Book review - The Sky Above the Roof



Inspired by Paul Verlaine’s poem, “Le ciel est, par-dessus le toit” (1873), written while he was incarcerated in Mons, Nathacha Appanah’s The Sky Above the Roof – which first appeared in French in 2019 – concerns three characters trapped in “their own interior prisons”. At its heart is one woman’s struggle to come to terms with a childhood trauma, and her attempts to give her children the love they need.

Born in Mauritius, Appanah now lives in France. The third of her novels to be translated into English, The Sky Above the Roof revisits several themes from her award-winning earlier work, The Tropic of Violence (2018; Tropique de la violence, 2016): isolation, shattered dreams and a son haunted by his mother. The story opens with a car crash and the arrest of seventeen-year-old Wolf for driving without a licence while travelling to visit his sister Paloma in “the town of L”. We track back in time and, through various perspectives, learn what troubles Wolf and his sister.

The damage begins with their mother. Eliette cannot forgive her own parents for putting her on display “like a Lolita”. As a child, she has a rare beauty and a voice to match, which they proudly exhibit at the end-of-year concert in the factory where her father works. “Eliette sings, she poses, she does what she is told and at the end, people applaud.” Eventually, she breaks down on stage and is hospitalized. Afterwards, she renames herself Phoenix, rejects her family and moves away from her hometown. Alone, she brings up two children. However, “whenever she thinks back to her parents, to the person she once was, to everything she went through, it was all tightly woven, tightly wrapped around her, just like a spider’s web, and she has never felt so restricted, so imprisoned, so captive”.

In trying to avoid her parents’ mistakes, Phoenix alienates her own children with her aloofness. Paloma describes her as “that magnificent, cold, inflexible woman” and seeks to escape her mother’s influence by fleeing to university. There, she discovers “a brightness in her life but in somewhat pastel shades … as if she were a trainee at living her own life, still waiting to pass the test”. Wolf’s anxiety is more destabilizing: “thoughts cannot control his body, there being too many of them, misshapen and contradictory”. He runs endless laps around the house, “in order to forget”.

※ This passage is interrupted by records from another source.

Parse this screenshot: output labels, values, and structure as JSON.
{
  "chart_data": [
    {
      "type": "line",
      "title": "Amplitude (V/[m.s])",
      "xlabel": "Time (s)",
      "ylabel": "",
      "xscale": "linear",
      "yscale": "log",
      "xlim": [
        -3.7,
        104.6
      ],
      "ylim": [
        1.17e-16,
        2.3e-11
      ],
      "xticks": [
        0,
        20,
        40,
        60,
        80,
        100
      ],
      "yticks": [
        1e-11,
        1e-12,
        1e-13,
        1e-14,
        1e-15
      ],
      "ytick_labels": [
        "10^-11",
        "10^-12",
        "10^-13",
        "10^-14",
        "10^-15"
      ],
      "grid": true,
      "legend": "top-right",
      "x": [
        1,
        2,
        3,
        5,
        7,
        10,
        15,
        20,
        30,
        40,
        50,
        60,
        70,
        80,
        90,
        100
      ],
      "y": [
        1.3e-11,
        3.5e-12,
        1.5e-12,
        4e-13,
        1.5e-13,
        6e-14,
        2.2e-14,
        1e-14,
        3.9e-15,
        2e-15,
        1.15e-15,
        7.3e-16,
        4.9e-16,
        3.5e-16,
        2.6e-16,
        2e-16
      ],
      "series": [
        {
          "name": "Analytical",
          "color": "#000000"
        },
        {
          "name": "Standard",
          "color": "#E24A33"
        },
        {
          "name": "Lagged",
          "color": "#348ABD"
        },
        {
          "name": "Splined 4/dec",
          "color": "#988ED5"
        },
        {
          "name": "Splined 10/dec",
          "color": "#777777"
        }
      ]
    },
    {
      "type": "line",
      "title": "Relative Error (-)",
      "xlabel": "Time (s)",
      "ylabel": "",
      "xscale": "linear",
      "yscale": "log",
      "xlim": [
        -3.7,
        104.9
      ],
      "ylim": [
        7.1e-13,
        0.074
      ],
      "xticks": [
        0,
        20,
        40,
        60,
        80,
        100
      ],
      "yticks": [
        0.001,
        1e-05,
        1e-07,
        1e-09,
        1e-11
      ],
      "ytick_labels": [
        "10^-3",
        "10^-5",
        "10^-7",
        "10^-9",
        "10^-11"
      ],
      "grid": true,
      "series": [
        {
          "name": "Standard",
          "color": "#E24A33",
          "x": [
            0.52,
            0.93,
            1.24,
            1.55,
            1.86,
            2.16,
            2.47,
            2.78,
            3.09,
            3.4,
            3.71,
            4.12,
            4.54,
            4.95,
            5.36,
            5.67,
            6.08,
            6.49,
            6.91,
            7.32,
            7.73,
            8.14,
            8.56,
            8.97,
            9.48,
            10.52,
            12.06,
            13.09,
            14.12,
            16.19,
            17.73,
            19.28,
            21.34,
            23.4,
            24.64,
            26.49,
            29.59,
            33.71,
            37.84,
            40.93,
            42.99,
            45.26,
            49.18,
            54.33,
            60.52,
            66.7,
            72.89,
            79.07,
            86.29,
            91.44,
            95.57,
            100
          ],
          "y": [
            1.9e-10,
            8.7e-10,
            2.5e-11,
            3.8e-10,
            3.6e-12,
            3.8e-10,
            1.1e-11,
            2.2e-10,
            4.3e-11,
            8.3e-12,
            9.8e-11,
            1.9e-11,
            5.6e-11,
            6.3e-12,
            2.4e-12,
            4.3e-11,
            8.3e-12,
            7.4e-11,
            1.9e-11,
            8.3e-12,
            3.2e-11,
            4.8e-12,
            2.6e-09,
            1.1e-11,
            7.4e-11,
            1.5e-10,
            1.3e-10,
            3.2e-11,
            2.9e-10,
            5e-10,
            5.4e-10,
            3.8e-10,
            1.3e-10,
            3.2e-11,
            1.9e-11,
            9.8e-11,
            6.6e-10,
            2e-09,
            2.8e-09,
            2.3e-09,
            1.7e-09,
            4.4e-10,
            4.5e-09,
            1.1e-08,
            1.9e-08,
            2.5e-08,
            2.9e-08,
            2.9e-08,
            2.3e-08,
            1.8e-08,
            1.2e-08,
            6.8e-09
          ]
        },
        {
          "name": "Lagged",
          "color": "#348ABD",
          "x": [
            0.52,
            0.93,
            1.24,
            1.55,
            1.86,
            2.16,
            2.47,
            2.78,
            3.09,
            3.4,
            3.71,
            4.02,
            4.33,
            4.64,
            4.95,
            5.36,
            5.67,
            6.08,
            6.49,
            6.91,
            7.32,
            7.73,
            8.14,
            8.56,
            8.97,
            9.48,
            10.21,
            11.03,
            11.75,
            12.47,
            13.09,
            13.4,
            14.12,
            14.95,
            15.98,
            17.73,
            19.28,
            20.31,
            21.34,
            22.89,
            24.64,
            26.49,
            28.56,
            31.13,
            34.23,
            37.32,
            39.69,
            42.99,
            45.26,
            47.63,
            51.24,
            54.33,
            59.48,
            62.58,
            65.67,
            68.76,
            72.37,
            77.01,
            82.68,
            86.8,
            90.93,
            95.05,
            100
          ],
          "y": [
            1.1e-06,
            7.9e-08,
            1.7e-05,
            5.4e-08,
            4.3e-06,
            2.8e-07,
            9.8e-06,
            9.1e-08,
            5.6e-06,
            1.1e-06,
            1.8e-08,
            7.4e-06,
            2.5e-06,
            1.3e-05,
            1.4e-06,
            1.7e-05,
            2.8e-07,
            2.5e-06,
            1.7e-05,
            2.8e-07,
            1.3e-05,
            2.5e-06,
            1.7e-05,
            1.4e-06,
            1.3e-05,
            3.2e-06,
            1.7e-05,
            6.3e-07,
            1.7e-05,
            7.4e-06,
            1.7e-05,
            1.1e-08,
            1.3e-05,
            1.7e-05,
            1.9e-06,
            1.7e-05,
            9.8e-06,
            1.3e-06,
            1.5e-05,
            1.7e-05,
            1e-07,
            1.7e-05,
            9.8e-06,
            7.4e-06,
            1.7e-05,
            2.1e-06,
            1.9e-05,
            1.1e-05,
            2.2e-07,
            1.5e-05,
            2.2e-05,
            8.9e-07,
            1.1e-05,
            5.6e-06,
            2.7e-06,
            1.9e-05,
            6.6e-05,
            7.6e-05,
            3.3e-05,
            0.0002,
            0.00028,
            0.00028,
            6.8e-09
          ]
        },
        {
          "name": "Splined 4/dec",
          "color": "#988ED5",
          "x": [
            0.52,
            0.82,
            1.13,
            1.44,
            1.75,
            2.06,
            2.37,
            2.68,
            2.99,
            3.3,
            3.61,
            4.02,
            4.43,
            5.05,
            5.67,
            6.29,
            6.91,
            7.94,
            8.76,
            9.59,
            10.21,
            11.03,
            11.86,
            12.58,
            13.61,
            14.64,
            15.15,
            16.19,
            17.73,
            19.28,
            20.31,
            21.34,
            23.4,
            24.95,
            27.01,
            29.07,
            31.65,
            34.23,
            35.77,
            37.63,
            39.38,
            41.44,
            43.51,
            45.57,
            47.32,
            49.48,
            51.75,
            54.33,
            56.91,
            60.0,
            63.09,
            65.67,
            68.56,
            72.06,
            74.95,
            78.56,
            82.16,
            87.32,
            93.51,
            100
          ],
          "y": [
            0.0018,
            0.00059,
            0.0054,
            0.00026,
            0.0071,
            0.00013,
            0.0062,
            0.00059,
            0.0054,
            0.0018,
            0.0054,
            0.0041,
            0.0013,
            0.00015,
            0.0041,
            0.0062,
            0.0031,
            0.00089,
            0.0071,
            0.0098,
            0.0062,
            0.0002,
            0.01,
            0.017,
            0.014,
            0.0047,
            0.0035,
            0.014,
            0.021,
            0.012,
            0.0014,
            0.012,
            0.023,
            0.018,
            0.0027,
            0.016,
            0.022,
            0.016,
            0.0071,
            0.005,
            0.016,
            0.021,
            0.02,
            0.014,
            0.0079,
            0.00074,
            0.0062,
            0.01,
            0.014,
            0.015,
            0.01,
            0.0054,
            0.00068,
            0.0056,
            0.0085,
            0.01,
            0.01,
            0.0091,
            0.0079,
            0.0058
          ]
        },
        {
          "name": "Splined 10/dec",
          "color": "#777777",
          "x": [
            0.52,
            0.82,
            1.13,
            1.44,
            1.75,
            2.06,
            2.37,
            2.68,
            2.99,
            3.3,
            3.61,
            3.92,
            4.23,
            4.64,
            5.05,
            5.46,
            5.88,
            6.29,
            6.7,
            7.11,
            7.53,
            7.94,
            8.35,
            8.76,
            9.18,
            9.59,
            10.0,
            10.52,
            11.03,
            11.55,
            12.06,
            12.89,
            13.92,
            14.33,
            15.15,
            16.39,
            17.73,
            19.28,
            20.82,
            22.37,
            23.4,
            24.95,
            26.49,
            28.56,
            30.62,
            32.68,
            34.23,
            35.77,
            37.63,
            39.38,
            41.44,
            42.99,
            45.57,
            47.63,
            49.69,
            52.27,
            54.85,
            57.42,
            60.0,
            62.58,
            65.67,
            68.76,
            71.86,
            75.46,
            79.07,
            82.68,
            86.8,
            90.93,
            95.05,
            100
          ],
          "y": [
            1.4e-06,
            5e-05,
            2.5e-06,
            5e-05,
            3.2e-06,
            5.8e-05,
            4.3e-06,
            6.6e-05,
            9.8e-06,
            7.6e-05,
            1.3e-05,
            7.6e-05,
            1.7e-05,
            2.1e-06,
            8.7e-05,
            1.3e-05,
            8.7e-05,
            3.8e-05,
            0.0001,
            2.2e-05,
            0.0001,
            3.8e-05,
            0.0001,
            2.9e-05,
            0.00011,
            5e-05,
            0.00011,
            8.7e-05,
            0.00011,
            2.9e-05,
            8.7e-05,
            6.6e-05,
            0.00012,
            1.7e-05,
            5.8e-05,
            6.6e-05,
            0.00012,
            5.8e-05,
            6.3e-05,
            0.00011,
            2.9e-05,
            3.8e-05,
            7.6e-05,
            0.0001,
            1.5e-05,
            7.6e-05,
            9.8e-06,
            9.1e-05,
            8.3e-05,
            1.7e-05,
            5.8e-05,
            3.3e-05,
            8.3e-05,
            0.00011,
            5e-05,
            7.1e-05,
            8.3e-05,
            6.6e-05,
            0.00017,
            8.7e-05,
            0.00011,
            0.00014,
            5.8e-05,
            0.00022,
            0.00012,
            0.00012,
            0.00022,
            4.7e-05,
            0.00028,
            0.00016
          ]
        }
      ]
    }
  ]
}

Appanah’s fragmented narrative mirrors the lives of her characters. Through lyrical prose, flawlessly translated by Geoffrey Strachan, she unpeels the layers of the family’s turmoil. We gradually piece together the emotional wounds linking Phoenix to her children, the tiny decisions that have irrevocably marked them – until Wolf’s transgression unexpectedly offers the possibility of redemption.